OANDA analyst Craig Erlam noted that GDP is expected to grow at an annual rate of 4.1 per cent, marking a “bumper quarter” after a modest first few months to the year.
“It will be interesting to see how markets react, should the economy outperform expectations, with the Federal Reserve already on course to raise rates twice more this year,” he said in an early note.
In bonds, the yield on the U.S. 10-year note was lower after the GDP release at 2.96 per cent. The yield on the 30-year note was slightly lower at 3.084 per cent.
Stocks set to see action
Twitter Inc posted record profit with second-quarter revenue that beat financial analysts’ estimates. However, the social media giant also reported fewer active monthly users, sending shares down 16 per cent in premarket trading. Monthly active users fell by 1 million in the second quarter from the first to 335 million. Analysts had expected a gain of 1 million users. The social media giant said penalizing misbehaving users this year had paid off even though monthly usage had dropped. Profit was US$100-million, with a US$42-million gain due to a tax accounting move. It marked Twitter’s third quarter in a row and the third three-month period without a loss. Adjusted earnings per share were in line with the average estimate in Thomson Reuters data at 17 cents per share, although it was not immediately known if the figures were comparable. Sales of US$711-million, mostly from advertising and up 24 per cent from last year, exceeded the average analysts’ estimate of US$696-million.
Imperial Oil Ltd posted a profit in the second quarter compared with a year-earlier loss, helped by growth in its refining and chemicals businesses. The company, majority owned by Exxon Mobil, reported a net profit of $196-million or 24 cents per share in the three months ended June 30, compared with a loss of $77-million or 9 cents per share a year earlier. Imperial said production slipped to 296,000 barrels of oil equivalent per day (boe/d) from 297,000 boe/d, a year earlier.
BP Plc has agreed to buy U.S. shale oil and gas assets from global miner BHP Billiton for US$10.5-billion, expanding the British oil major’s footprint in oil-rich onshore basins in its biggest deal in nearly 20 years. The acquisition marks a big turning point for BP since the Deepwater Horizon rig disaster in the Gulf of Mexico in 2010, for which the company is still paying off more than $65-billion in penalties and clean-up costs.
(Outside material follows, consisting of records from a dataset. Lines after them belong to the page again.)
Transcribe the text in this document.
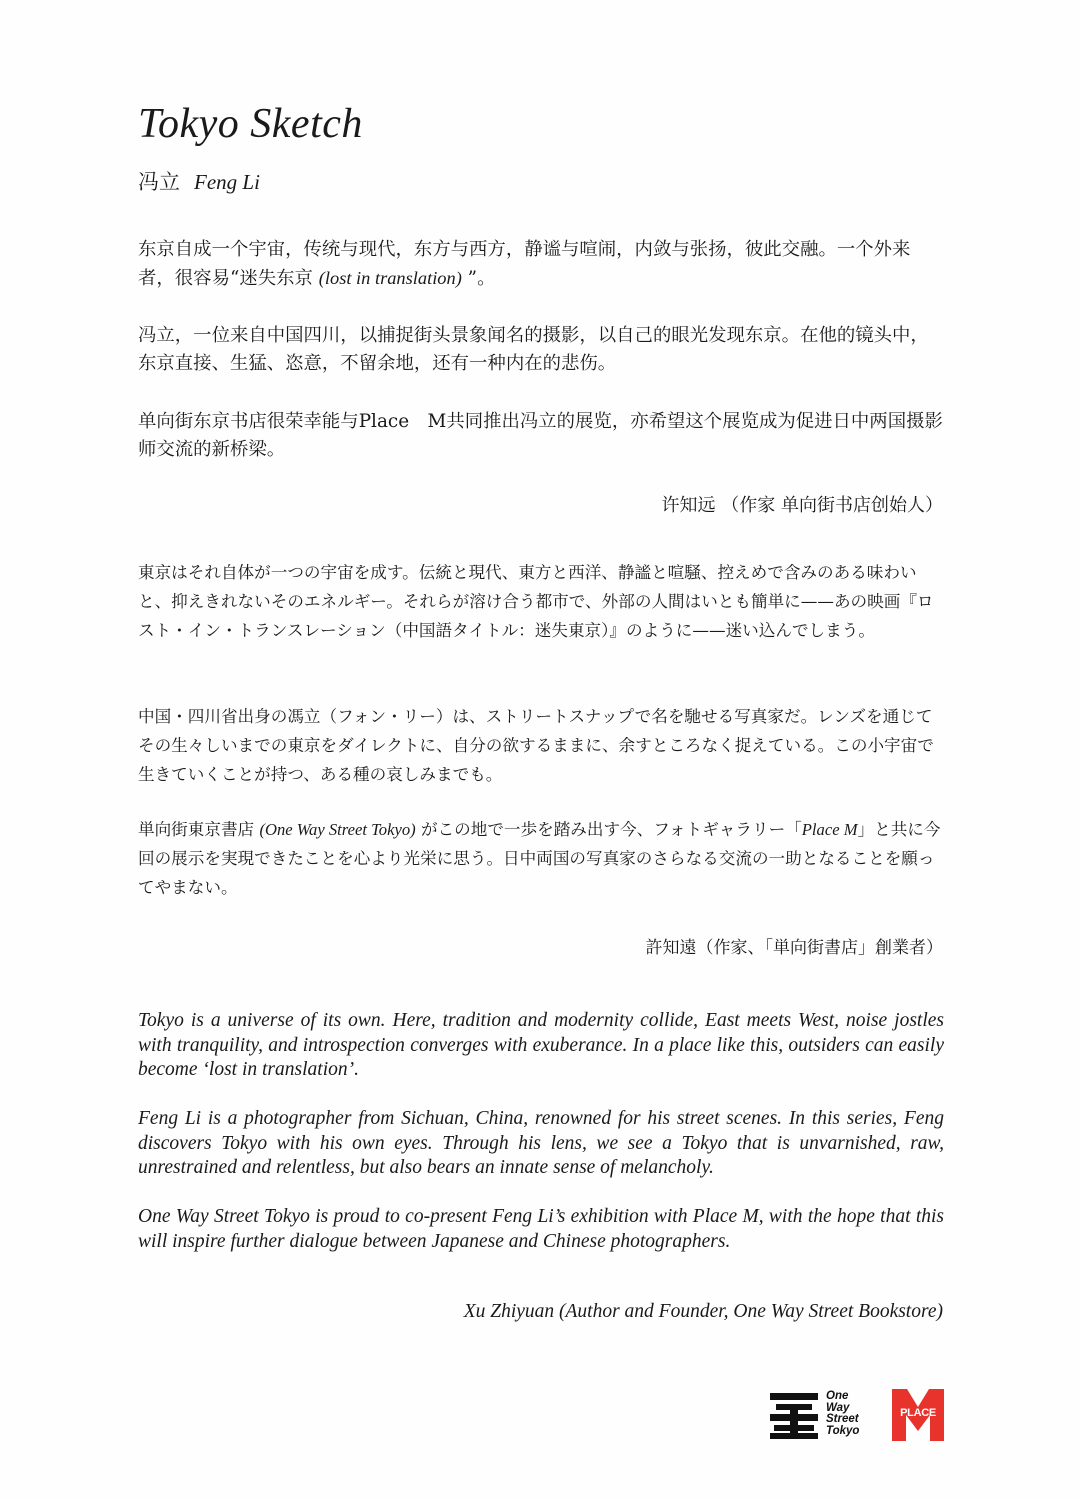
Tokyo Sketch
冯立 Feng Li

东京自成一个宇宙，传统与现代，东方与西方，静谧与喧闹，内敛与张扬，彼此交融。一个外来者，很容易“迷失东京 (lost in translation) ”。

冯立，一位来自中国四川，以捕捉街头景象闻名的摄影，以自己的眼光发现东京。在他的镜头中，东京直接、生猛、恣意，不留余地，还有一种内在的悲伤。

单向街东京书店很荣幸能与Place　M共同推出冯立的展览，亦希望这个展览成为促进日中两国摄影师交流的新桥梁。

许知远 （作家 单向街书店创始人）

東京はそれ自体が一つの宇宙を成す。伝統と現代、東方と西洋、静謐と喧騒、控えめで含みのある味わいと、抑えきれないそのエネルギー。それらが溶け合う都市で、外部の人間はいとも簡単に——あの映画『ロスト・イン・トランスレーション（中国語タイトル：迷失東京）』のように——迷い込んでしまう。

中国・四川省出身の馮立（フォン・リー）は、ストリートスナップで名を馳せる写真家だ。レンズを通じてその生々しいまでの東京をダイレクトに、自分の欲するままに、余すところなく捉えている。この小宇宙で生きていくことが持つ、ある種の哀しみまでも。

単向街東京書店 (One Way Street Tokyo) がこの地で一歩を踏み出す今、フォトギャラリー「Place M」と共に今回の展示を実現できたことを心より光栄に思う。日中両国の写真家のさらなる交流の一助となることを願ってやまない。

許知遠（作家、「単向街書店」創業者）

Tokyo is a universe of its own. Here, tradition and modernity collide, East meets West, noise jostles with tranquility, and introspection converges with exuberance. In a place like this, outsiders can easily become ‘lost in translation’.

Feng Li is a photographer from Sichuan, China, renowned for his street scenes. In this series, Feng discovers Tokyo with his own eyes. Through his lens, we see a Tokyo that is unvarnished, raw, unrestrained and relentless, but also bears an innate sense of melancholy.

One Way Street Tokyo is proud to co-present Feng Li’s exhibition with Place M, with the hope that this will inspire further dialogue between Japanese and Chinese photographers.

Xu Zhiyuan (Author and Founder, One Way Street Bookstore)
One
Way
Street
Tokyo
PLACE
Merck & Co. reported second-quarter profit of US$1.71-billion or 63 US cents per share. Earnings, adjusted for costs related to mergers and acquisitions and restructuring costs, were US$1.06 per share, ahead of the US$1.03 analysts had been expecting. Merck’s total sales rose 5.4 per cent to US$10.47-billion. Merck shares were modestly higher ahead of the opening bell.
Colgate-Palmolive Co, the world’s largest toothpaste maker, reported quarterly sales on Friday that fell below Wall Street estimates, as sales in Latin America declined. The maker of Speed Stick deodorants and Softsoap hand-wash said net sales rose 1.6 per cent to US$3.89-billion, but the figure was below analysts’ average estimate of US$3.92-billion, according to Thomson Reuters I/B/E/S. Net income attributable to Colgate rose to US$637-million, or 73 US cents per share, in the second quarter ended June 30, from US$524-million, or 59 US cents per share, a year earlier.
Exxon Mobil Corp, the world’s largest publicly traded oil producer, posted a lower-than-expected quarterly profit on Friday as its production dropped and it spent heavily to upgrade several key refineries. Shares fell 2.7 per cent to US$82 in premarket trading. The Irving, Texas-based company posted second-quarter net income of US$3.95-billion, or 92 US cents per share, up from US$3.35-billion, or 78 US cents per share, in the year-ago quarter. Analysts expected earnings of US$1.27 per share, according to Thomson Reuters I/B/E/S.
U.S. second-quarter GDP rose at annual rate of 4.1 per cent, in line with market forecasts.